Internet et la connexion à divers systèmes externalisés, dont les nuages sont les vecteurs, ont accru étonnamment l’interaction avec des opérateurs plus ou moins bienveillants voire carrément des pirates. Les réseaux sociaux, quant à eux, apparaissent comme un nouveau piège énorme. Si les jeunes sont aujourd’hui familiarisés avec leur utilisation au point de sacrifier toute méfiance au plaisir de l’évasion et de la captation par les écrans, les plus anciens en comprennent mieux les enjeux. En contre partie, ils n’en connaissent que très mal les arcanes. Je ne m’étendrai par sur l’espionnage en règle dont ces plateformes sont les outils. 

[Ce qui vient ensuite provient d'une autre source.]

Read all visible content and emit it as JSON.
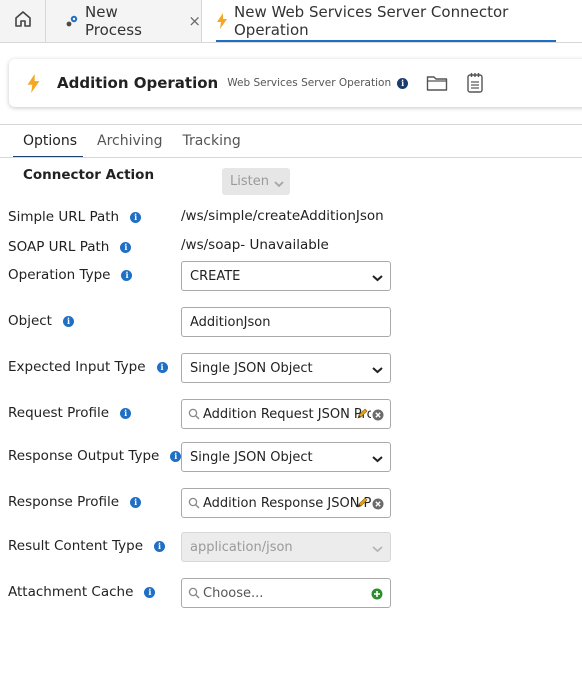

Dans des systèmes aussi simples que ceux que requièrent les cabinets médicaux, il est relativement facile créer des barrières de protection et de prévoir les éventuelles ruptures de protection et autres agressions. Malgré tout, cela reste de toute façon hors de portée d’un non professionnel de l’informatique qui n’est d’ailleurs pas forcément le plus pertinent en matière de sécurité. Il conviendrait probablement, en plus, de faire appel à une personne qualifiée en ce domaine. De la nécessité de l’intervention de professionnels qualifiés en informatique et d’autres en sécurité des systèmes informatiques, on peut supposer qu’il sera recommandé d’user d’un matériel plus sophistiqué encore que le matériel courant. C’est dire que le professionnel de santé est forcément conduit à des dépenses en matériel et interventions humaines, importantes voire très importantes, non abordable par un petit professionnel de plus en plus mal payé. Or, une des tendances qui a présidé au développement de l’informatique personnelle est précisément ses coûts de moins en moins importants pour des propositions de plus en plus développées. C’est en partie ce qui en explique la diffusion. Nous sommes d’ailleurs souvent déçus du peu d’utilisation que nous faisons de nos machines alors que les propositions nous ont initialement alléchés. En revanche, les prix des systèmes et de leur gestion conformes aux nécessités de sécurité sont finalement un frein notable à l’entrain sécuritaire des professionnels de santé. 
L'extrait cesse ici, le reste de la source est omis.